Expert Warns of ‘Steep Challenge for Delivery’ as Massive Distribution Effort Ramps Up
Although at least two highly promising vaccines for COVID-19 may be nearly ready to distribute, more planning and resources are needed to ensure that the vast quantities of life-saving drugs reach the public, a UMD supply chain expert says.
The announcements of effective COVID-19 vaccines on track to become widely available in 2021—last week by Pfizer and partner BioNTech, and on Monday by Moderna—are being hailed as momentous breakthroughs against the accelerating pandemic. But effectively deploying any vaccine, warns a University of Maryland expert on supply chains, will depend heavily on the coronavirus supply chain.
Officials from the federal program Operation Warp Speed have said they’ll be ready to distribute the medications as they become available, but Sandor Boyson isn’t so sure. “There remains a real need for better coordination and funding across the coronavirus supply chain to ramp up distribution effectively,” he said.

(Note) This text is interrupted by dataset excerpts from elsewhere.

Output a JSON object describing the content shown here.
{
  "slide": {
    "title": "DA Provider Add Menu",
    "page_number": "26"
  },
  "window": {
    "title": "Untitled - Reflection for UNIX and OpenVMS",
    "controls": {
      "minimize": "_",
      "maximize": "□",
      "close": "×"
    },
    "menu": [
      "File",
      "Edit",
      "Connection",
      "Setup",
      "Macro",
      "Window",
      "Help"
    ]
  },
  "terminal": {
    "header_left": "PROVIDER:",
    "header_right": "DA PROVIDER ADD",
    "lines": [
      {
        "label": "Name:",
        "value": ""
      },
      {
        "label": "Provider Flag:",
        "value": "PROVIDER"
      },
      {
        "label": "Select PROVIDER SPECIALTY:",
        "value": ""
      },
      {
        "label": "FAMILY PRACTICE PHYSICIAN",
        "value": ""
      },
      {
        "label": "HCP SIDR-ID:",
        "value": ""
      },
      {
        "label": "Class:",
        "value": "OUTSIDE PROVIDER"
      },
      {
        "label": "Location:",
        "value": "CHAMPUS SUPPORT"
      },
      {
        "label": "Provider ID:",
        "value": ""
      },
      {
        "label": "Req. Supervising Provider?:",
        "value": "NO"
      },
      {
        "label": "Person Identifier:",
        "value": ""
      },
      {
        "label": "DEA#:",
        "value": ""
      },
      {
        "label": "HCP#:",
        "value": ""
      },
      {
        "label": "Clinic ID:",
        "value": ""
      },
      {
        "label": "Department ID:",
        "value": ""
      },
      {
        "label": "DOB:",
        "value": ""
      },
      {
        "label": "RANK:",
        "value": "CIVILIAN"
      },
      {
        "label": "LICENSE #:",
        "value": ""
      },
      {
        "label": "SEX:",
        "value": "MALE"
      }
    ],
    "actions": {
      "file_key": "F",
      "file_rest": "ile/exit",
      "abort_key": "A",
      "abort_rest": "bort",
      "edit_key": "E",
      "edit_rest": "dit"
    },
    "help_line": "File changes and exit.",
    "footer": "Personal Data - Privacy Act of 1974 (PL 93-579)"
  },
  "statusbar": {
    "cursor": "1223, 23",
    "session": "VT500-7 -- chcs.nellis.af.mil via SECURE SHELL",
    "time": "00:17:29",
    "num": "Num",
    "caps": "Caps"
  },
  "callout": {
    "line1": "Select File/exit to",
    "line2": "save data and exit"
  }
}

That’s partly because Operation Warp Speed appears to end with vaccine distribution to states, said Boyson, a research professor in the Robert H. Smith School of Business with 30 years of experience as a senior supply chain and IT consultant for the National Institute of Standards and Technologies and a member of the Secretary of Commerce’s Advisory Committee on Supply Chain Competitiveness.
The onus will then be on state governments to bring the vaccine to citizens—a necessity complicated by the requirement for cold storage of vaccines, with Pfizer’s requiring a temperature of -70 Celsius. “This leaves a steep challenge for delivery of an ultracold vaccine to rural areas with access limited by geography, '' he said.
Pivoting toward progress
Boyson, who wrote last summer in The Hill about the hurdles for the vaccine supply chain, said key actors along the coronavirus supply chain have recently been addressing “a whole new set of challenges—a pivot from vaccine development to imminent distribution.”
Operation Warp Speed, co-directed by the Centers for Disease Control and Prevention and the Department of Defense, represents a federal-level change—“from sponsoring seven vaccines to coordinating national vaccine supply chain design and delivery,” he said. The operation has contracted with McKesson, the United States’ largest distributor of health care products, to centralize vaccine supply and help deliver that supply to the states.
Further signaling proactivity, said Boyson: Federally required state plans for vaccine distribution were submitted for funding under deadline two weeks ago.
Both national and state plans will enlist pharmacy and grocery chains to become major distribution channels, he added, with federal contracts recently announced with CVS and Walgreens to launch mobile vaccination fleets that can serve nursing home populations.
“As we go forward, the private logistics services industry is also mobilizing in support of vaccine distribution, building freezer farms, like UPS is doing, and special sensors and containerization for transport,” Boyson said. “A massive pivot and ramp-up to distribution is under way.”
Work to be Done
The National Academy of Science, Boyson said, recently estimated that just 10-15 million doses—enough to cover perhaps 5% of the U.S. population—will be available in the first wave of distribution. It could take two years to reach seemingly less-vulnerable populations, such as teenagers.
“To accelerate this process, a national supply chain distribution map needs to be urgently completed by integrating state mapping efforts,” he said. “This will identify key distribution hubs such as hospital complexes, or community distribution nodes such as senior community centers, identified by state and region, along with estimated demand at each of these sites.”
What’s really needed, he said, are “coronavirus war rooms” staffed by experts at the federal and state levels using appropriate information technology.
“Real-time supply chain dashboards must be activated to enable these experts to dynamically track, effectively allocate and securely transport available supply to priority populations,” he said. “These are the key tasks as the vaccine distribution campaign thunders into being in the coming months.”